The Star newspaper quoted Agriculture Minister Franklin Mithika Linturi saying his ministry was “working on a temporary measure to avail special planes to avert further losses in the sector”.
Kenya Airways Chief Executive officer Allan Kilavuka declined to comment when approached by ch-aviation. The airline has two in-house narrowbody B737-300(SF)s, according to the ch-aviation fleets module.
Speaking at a consultative forum recently under the auspices of the Fresh Produce Consortium of Kenya (FPCK) and Bureau Veritas, Linturi said flight disruptions caused by the recent Kenya Airways pilot strike had cost horticultural exporters more than KES200 million shillings (USD1.6 million).

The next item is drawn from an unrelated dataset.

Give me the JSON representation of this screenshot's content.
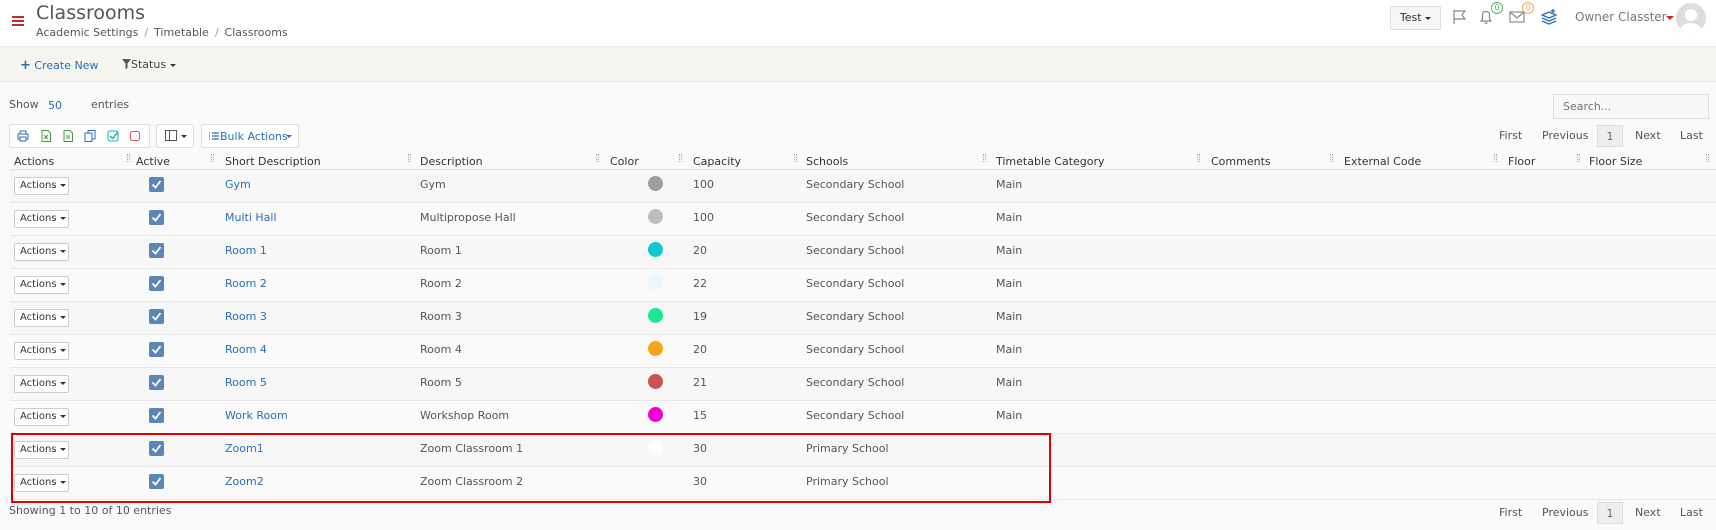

He said the government’s economic survey for 2022 shows the value of horticultural exports increased from KES150.2 billion (USD1.2 billion) in 2020 to KES157.7 billion (USD1.2 billion) in 2021.
Kenya is particularly known for its export of cut flowers. In 2020, the country exported USD596 million in cut flowers, making it the fourth largest exporter of cut flowers in the world. The main destinations are The Netherlands, United Kingdom, Germany, and Norway.